ResponderEliminarMas não pretendo estar a provocar uma conversa sobre assuntos batidos.
Vim mais para agradecer a orientação. E depois escorreguei.
Obrigada,
Isabel
Cara Isabel,
ResponderEliminarNão penso que tenha "escorregado" de forma alguma. Está no caminho certo, se é que se me pode permitir dizê-lo. Encontrarmos afinidades com outros autores é excelente. Há uma mistura de alegria, orgulho e presunção quando pensamos uma coisa e vimos a descobri-la escrita por um autor, e mais quando - e falo apenas por mim -, esse outro autor expõe essa ideia de uma forma nítida, completa e magnífica, como não poderia jamais pensar em conseguir fazer.
No entanto, e mesmo na possibilidade de a estar a entender mal, ou estar a fazer uma sobreintepretação das suas palavras, continuarei a defender que a leitura "académica" ou "analítica" é uma mais-valia.
Não há qualquer problema de moral ou de valor numa leitura epidérmica, sensual, superficial, sobretudo quando é de modos artísticos que não compreendemos. Por mim falo, novamente: a minha fruição da música e da dança contemporânea, sendo feita no seio de uma completa ignorância das suas “gramáticas” não pode ser feita de outro modo.
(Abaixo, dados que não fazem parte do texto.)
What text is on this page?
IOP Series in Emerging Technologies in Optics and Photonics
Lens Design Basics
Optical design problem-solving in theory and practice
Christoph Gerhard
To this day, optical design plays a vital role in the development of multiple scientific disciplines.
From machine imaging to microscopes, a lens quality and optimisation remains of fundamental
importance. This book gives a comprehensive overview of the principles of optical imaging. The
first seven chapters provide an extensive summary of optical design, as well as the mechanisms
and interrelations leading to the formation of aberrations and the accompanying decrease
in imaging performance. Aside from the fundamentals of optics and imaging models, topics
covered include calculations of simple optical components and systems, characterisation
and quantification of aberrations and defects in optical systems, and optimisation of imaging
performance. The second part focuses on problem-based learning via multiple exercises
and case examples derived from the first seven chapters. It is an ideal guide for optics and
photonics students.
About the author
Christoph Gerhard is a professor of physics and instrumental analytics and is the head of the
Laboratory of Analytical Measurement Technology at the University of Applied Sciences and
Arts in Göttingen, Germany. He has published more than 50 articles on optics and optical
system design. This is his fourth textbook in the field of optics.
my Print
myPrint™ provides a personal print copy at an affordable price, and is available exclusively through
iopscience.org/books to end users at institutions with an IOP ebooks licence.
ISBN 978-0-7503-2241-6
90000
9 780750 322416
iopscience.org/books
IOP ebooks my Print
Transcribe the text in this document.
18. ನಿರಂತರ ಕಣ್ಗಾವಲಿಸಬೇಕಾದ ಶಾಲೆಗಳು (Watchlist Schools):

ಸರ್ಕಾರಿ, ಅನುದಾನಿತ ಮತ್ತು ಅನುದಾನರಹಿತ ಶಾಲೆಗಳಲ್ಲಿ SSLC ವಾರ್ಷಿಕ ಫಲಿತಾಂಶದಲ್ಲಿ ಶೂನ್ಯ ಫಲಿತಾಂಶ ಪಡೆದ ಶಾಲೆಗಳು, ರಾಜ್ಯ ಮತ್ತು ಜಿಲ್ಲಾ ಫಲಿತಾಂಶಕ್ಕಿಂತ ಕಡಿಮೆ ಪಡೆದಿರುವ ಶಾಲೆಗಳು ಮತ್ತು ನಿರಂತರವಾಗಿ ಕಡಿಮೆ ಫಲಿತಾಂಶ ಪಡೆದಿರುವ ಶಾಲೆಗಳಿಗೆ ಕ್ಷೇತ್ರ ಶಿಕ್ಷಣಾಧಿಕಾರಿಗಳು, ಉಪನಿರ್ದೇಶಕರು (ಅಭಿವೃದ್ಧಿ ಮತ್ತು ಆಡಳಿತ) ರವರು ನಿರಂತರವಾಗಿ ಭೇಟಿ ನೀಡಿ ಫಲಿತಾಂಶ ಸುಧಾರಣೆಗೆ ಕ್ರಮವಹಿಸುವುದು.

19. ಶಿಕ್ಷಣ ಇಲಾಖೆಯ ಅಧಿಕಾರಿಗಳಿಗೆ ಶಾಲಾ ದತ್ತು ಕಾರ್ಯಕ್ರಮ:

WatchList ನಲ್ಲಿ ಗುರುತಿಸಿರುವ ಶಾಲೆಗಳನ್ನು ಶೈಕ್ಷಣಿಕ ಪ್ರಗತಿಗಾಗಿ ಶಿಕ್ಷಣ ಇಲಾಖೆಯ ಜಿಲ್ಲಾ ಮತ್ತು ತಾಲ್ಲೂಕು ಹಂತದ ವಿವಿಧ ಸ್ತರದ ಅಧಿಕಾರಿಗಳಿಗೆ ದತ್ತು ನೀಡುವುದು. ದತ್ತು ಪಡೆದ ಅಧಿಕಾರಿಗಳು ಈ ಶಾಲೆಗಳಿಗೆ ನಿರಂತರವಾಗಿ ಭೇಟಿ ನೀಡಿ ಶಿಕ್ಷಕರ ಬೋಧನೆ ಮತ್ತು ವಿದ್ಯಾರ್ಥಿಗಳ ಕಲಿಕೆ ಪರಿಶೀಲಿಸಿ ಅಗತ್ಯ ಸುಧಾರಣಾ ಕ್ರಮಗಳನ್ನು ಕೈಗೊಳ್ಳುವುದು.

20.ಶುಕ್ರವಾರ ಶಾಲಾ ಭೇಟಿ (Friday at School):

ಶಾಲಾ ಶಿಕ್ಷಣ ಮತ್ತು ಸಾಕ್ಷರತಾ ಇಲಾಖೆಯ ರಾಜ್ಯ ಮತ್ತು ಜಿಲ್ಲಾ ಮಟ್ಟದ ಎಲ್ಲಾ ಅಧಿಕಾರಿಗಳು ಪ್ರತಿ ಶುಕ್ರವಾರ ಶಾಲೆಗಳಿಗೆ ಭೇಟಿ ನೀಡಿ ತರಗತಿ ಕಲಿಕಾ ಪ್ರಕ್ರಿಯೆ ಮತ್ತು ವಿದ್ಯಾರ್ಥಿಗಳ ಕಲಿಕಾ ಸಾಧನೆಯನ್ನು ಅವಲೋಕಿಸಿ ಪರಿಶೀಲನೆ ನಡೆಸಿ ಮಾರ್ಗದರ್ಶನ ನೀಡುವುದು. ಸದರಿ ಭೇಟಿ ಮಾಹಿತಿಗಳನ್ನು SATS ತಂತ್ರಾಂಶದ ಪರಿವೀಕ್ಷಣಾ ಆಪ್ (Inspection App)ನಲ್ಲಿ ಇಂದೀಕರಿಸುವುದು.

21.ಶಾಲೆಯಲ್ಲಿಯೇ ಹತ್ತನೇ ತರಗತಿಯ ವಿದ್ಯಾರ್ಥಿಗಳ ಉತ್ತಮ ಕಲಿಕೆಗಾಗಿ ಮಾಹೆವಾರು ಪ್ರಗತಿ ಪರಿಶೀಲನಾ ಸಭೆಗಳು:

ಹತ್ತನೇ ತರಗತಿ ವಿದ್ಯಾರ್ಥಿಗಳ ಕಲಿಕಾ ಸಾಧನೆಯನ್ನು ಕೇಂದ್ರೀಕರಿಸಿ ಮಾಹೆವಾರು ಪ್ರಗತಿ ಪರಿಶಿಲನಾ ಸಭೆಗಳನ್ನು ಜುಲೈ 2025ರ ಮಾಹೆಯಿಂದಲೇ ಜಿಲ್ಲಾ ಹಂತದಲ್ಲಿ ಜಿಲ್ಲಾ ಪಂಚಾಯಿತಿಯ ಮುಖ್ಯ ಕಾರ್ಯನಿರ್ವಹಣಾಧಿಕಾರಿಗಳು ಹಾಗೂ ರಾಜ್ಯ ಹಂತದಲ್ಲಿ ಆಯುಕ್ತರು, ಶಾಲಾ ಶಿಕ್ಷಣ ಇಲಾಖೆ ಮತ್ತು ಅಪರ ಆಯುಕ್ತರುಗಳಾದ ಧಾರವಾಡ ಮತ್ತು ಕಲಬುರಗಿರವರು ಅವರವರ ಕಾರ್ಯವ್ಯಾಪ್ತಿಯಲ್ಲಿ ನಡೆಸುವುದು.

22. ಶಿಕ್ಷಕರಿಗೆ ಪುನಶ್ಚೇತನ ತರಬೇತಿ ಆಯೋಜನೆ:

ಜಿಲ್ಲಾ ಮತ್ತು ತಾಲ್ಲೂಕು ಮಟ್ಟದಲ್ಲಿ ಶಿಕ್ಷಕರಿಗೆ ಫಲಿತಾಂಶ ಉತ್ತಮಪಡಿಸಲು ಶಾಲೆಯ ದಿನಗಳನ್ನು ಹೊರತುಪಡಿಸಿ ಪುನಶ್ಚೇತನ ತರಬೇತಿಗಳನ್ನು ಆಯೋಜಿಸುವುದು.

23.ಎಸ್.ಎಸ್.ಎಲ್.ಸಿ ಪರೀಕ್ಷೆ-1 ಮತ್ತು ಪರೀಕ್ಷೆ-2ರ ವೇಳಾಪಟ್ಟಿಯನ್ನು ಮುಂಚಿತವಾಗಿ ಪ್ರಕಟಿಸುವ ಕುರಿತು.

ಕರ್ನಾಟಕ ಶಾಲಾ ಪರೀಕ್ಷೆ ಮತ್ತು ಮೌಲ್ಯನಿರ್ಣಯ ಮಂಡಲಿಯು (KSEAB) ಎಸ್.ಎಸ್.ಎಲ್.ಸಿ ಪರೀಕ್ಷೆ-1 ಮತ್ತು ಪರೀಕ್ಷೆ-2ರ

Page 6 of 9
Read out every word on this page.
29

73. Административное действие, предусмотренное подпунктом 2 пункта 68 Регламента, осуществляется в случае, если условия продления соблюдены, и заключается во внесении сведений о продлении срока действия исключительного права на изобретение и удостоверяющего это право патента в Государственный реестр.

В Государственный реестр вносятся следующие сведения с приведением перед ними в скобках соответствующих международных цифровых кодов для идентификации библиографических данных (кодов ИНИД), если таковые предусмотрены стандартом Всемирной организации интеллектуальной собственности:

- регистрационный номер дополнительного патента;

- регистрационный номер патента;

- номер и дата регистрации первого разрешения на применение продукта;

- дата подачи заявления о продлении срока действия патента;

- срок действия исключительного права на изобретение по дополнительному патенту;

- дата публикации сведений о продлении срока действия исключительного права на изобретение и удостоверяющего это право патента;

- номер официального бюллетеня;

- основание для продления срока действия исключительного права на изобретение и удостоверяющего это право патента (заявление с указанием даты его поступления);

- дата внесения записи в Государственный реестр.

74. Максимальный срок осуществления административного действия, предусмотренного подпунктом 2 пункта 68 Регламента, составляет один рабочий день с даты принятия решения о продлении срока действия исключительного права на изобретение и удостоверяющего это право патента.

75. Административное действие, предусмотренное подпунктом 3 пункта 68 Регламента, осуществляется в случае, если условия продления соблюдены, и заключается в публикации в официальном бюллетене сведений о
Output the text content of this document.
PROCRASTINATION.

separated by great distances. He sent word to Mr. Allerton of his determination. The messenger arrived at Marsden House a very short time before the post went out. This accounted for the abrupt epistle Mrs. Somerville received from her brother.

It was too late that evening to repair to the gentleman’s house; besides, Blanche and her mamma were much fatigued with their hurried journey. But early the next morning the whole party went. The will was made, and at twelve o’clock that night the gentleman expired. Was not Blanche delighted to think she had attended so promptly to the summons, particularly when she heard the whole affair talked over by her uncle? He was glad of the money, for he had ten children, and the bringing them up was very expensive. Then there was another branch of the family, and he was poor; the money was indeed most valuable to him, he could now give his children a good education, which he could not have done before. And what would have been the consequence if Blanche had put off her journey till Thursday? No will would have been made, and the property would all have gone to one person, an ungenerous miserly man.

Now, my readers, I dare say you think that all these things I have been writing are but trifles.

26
No entanto, e mesmo que esteja a arrogar-me de uma compreensão que, no fundo, não terei, já a leitura da literatura, do cinema e da banda desenhada se pauta por alguns instrumentos que ajudam a compreender melhor os textos. Dizer que apenas a primeira abordagem é “suficiente” que a segunda (por exemplo, “sentir” um poema em vez de o “analisar/ler”) é uma ingenuidade aceitável; que é “melhor” é um perigo de ignorante; que é “mais verdadeira” uma estupidez. Bastar-nos-iam uma mão cheia de exemplos de vários meios para demonstrar como uma mais atenta análise de um certo texto desvendaria sentidos mais profundos do que a mais cursiva das passagens, e assim se pode atingir uma leitura mais “verdadeira”, ou pelo menos “melhor”. O que depois permitira, talvez, demonstrar que se pode argumentar (mas nunca provar) a superioridade de uma obra de arte em relação a outra.